I applied and they told me I was overqualified so I played the "starving actor" card. I do computers and stuff but need a blah blah job to pay the rent. Bagels on that mid-industrial scale are more assembly line like engineering. Cut the dough, feed it into the former, put it on a tray, freeze or proof and bake, coat with things if needed, fill boxes... it's more of just a process.

A few weeks later the boss comes out for like the third time for a gripe session complaining about all of the wastage happening during the proofing process. Engineer brain piped up and blurted out "your doing it wrong". Gah! do it this way. The boss turns to the floor manager and promptly sends him out shopping for a list of items and the next day my procedure was implemented and all was well. A week later the boss calls me into the office with the owners. They can't do much but slip me a goodly amount of cash under the table.

Not to long after I was the mix-master coming in at 3am with the boss to get the work started and prepare the days production run and we'd bash out a significant amount of product in the couple of hours that it took for the rest of the workers to come in for their shifts. Then he'd go to the office and I'd just mix up new batches of dough or go make some boxes.

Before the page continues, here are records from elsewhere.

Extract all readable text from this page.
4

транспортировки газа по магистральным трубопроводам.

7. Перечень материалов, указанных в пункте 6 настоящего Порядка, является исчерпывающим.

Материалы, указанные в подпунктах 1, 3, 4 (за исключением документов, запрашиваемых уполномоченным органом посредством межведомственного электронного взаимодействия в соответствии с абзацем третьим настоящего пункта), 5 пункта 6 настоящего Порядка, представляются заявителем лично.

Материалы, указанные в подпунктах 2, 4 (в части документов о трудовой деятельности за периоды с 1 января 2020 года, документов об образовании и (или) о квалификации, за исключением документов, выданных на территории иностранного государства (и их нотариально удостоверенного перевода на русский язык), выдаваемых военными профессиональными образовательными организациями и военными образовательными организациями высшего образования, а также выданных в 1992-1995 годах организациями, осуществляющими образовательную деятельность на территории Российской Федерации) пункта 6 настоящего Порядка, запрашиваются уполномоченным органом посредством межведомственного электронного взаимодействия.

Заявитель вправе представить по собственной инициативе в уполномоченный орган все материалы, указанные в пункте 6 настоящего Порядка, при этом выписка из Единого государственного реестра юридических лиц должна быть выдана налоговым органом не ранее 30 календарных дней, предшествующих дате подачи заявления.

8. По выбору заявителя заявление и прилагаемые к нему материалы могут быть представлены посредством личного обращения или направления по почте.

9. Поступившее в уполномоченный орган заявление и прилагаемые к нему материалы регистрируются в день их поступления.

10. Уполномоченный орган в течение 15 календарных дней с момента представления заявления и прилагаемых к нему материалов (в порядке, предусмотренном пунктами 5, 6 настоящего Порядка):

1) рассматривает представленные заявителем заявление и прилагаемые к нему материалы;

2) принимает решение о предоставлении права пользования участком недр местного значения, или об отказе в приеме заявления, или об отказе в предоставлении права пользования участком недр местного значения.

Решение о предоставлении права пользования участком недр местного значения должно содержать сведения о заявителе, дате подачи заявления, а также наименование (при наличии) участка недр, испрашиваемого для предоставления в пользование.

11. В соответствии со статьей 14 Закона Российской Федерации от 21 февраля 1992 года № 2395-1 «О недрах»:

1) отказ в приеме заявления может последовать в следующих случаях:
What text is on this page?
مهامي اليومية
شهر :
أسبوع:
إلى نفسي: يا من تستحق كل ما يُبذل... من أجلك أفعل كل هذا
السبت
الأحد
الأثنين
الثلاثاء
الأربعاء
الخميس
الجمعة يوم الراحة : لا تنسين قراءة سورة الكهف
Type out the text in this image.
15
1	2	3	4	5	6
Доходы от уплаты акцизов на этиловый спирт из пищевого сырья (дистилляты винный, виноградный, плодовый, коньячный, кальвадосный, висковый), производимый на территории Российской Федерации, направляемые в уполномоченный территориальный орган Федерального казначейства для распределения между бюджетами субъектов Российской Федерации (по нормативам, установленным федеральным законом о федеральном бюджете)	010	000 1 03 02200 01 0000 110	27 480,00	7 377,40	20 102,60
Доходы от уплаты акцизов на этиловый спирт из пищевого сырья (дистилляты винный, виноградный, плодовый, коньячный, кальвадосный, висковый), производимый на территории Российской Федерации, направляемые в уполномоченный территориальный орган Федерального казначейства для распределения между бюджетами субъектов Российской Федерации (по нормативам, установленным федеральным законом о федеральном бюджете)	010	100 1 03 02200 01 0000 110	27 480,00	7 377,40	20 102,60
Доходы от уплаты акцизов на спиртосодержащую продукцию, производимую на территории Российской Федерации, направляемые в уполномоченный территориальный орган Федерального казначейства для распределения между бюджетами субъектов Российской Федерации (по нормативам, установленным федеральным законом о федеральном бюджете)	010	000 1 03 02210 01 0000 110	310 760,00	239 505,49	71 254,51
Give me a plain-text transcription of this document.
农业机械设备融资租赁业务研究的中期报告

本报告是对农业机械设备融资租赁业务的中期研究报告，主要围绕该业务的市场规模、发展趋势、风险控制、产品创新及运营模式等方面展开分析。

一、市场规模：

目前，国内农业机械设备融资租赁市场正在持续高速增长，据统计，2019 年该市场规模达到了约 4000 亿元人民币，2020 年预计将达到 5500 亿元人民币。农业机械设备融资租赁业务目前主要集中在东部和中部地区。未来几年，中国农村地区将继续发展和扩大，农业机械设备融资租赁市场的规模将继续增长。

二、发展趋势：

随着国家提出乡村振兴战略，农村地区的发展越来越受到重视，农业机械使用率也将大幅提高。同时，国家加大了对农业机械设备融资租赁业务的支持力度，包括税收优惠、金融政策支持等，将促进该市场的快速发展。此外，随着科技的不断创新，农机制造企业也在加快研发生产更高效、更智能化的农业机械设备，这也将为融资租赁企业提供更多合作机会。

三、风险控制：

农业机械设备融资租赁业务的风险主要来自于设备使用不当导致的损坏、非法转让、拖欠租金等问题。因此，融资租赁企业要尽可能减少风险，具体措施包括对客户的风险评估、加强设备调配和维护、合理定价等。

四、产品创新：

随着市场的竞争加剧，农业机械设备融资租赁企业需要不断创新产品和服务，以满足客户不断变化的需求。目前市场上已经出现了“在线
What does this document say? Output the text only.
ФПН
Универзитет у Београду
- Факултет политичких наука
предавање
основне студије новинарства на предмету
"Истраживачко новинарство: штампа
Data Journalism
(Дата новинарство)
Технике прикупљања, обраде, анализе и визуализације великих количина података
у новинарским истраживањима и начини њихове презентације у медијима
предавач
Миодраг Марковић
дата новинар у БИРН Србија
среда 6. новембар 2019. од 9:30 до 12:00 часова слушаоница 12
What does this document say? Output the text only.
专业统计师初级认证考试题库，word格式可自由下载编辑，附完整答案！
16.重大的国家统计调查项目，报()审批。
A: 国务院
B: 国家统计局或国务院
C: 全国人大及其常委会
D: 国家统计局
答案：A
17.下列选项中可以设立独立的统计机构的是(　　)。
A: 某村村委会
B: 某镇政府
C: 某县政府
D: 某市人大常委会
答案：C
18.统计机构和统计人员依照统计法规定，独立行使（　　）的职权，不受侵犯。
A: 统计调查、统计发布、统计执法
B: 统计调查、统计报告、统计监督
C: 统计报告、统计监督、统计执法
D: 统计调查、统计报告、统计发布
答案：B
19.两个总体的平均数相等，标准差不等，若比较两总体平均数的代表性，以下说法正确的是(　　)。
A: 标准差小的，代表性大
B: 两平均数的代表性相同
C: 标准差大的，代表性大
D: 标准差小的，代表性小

Pretty much walked out every day with enough bagels to fill myself and my housemates.

I would agree in the end, that sort of "baker" is pretty much dead end. There aren't really advancement positions much beyond mix-master or floor manager, it's a sparse field.

I actually found "baker" trivially easy compared to Dev/CS work. Same with "residential dining" or "warehouse management". If it's large enough it's just another procedure/process problem that you can hack into shape just like programming.

1 comments

i am curious to know details of what you told them to change.

this story shows that it pays to have engineers work on the ground to understand the operations and find ways to improve them, even if it happened by accident here.

i occasionally bake at home, and friends tell me they are intimidated by baking, but it's really just applying a recipe. scaling that up is pure engineering.